Si bien las miradas al pasado son necesarias, este 22 aniversario del asesinato de Miguel Ángel Blanco debiera también confrontarnos con la realidad y mirar al futuro. Hoy, Euskadi, y toda España, viven una situación evidentemente mejor pues la ausencia de terror y de víctimas sólo puede dibujar un presente más amable. Numerosos movimientos e iniciativas, impulsados desde las instituciones, instancias universitarias, institutos de memoria o fundaciones trabajan para que lo ocurrido no se repita y las nuevas generaciones, esas mismas que desconocen quién era Miguel Ángel Blanco, sean conscientes de que mantener el bien sagrado de la libertad se nos explicita, precisamente, en el testimonio de aquellos inocentes que dieron su vida por ello.

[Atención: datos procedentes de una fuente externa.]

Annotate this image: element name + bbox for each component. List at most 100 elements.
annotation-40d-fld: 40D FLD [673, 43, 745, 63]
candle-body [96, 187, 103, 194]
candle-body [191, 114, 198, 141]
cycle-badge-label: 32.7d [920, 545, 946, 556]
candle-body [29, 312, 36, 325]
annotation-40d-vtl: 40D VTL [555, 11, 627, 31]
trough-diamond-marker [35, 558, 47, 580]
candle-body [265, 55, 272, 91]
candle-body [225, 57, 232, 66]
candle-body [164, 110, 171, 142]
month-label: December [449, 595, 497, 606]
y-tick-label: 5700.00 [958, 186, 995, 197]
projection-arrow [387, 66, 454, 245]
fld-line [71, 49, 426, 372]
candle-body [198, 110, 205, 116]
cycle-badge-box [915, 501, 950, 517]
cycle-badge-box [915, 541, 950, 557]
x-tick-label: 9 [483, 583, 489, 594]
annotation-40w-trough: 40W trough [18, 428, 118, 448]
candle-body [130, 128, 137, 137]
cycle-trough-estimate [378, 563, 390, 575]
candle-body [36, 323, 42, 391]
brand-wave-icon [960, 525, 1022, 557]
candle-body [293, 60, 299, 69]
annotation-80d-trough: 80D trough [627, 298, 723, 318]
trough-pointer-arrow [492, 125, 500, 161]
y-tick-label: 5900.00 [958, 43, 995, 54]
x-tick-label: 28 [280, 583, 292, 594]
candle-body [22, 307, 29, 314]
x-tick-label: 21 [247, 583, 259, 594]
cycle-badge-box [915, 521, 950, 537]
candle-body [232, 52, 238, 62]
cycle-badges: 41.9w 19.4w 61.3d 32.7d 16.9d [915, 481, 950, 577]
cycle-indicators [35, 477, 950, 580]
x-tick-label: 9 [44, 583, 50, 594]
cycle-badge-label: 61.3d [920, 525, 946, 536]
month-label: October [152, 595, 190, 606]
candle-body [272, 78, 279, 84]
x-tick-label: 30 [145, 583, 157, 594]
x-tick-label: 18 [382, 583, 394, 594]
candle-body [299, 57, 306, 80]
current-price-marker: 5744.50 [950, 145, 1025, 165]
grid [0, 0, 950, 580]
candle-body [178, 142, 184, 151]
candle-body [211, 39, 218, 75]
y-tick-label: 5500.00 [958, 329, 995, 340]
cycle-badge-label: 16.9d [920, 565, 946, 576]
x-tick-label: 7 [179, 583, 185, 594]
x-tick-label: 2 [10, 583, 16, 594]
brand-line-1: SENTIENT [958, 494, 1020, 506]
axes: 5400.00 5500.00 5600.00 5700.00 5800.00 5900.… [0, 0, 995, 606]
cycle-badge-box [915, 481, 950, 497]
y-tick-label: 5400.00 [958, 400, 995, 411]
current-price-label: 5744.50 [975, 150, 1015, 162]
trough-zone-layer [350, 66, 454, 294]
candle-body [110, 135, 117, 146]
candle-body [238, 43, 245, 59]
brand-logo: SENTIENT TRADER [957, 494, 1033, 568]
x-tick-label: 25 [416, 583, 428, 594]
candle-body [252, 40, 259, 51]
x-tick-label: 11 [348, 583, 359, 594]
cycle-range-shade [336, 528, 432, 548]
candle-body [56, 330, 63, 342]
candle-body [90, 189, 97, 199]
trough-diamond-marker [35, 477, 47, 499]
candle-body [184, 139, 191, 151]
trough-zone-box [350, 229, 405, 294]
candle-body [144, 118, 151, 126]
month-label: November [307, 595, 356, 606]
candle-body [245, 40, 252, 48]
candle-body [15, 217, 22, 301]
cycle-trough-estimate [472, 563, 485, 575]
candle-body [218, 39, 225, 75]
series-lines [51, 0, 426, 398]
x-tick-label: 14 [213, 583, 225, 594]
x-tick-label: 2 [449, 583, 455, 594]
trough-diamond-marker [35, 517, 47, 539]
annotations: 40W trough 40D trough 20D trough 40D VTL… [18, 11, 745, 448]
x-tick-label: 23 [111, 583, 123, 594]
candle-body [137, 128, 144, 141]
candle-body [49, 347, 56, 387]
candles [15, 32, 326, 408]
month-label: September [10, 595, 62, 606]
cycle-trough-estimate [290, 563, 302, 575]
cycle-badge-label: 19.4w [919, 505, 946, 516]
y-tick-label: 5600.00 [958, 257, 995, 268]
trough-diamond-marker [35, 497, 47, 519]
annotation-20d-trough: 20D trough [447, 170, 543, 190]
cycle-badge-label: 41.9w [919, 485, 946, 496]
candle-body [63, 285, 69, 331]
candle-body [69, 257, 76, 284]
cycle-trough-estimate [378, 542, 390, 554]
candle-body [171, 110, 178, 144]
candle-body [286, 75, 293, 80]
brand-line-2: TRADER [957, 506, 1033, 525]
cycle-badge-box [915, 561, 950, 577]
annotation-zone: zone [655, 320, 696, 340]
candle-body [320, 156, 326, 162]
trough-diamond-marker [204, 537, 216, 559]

Pero es necesario también apuntar ciertas sombras en cuanto a las políticas de deslegitimación del terrorismo.
La realidad es que durante este verano nuestras fiestas patronales se verán adornadas con homenajes y carteles a quienes apretaron el gatillo (los mismos que durante el juicio rieron y se mostraron insensibles ante el dolor de sus víctimas), mientras que las víctimas estarán ausentes de los espacios públicos. Una evidencia, ésta, que se ve agravada por la falta de autocrítica dentro de sectores importantes (aun reconociendo gestos positivos al respecto que debieran multiplicarse) del conglomerado ideológico que alentó y sostuvo la metástasis del terror. Decir un día que se pide perdón por «haber generado más dolor a las víctimas del que teníamos derecho a hacer» y al día siguiente matizar estas palabras no suena demasiado creíble y para conseguir una sociedad reconciliada, en la que los victimarios, rehabilitados, puedan ser aceptados por sus víctimas, hacen falta grandes dosis de credibilidad. Y las víctimas, a su pesar, la tienen.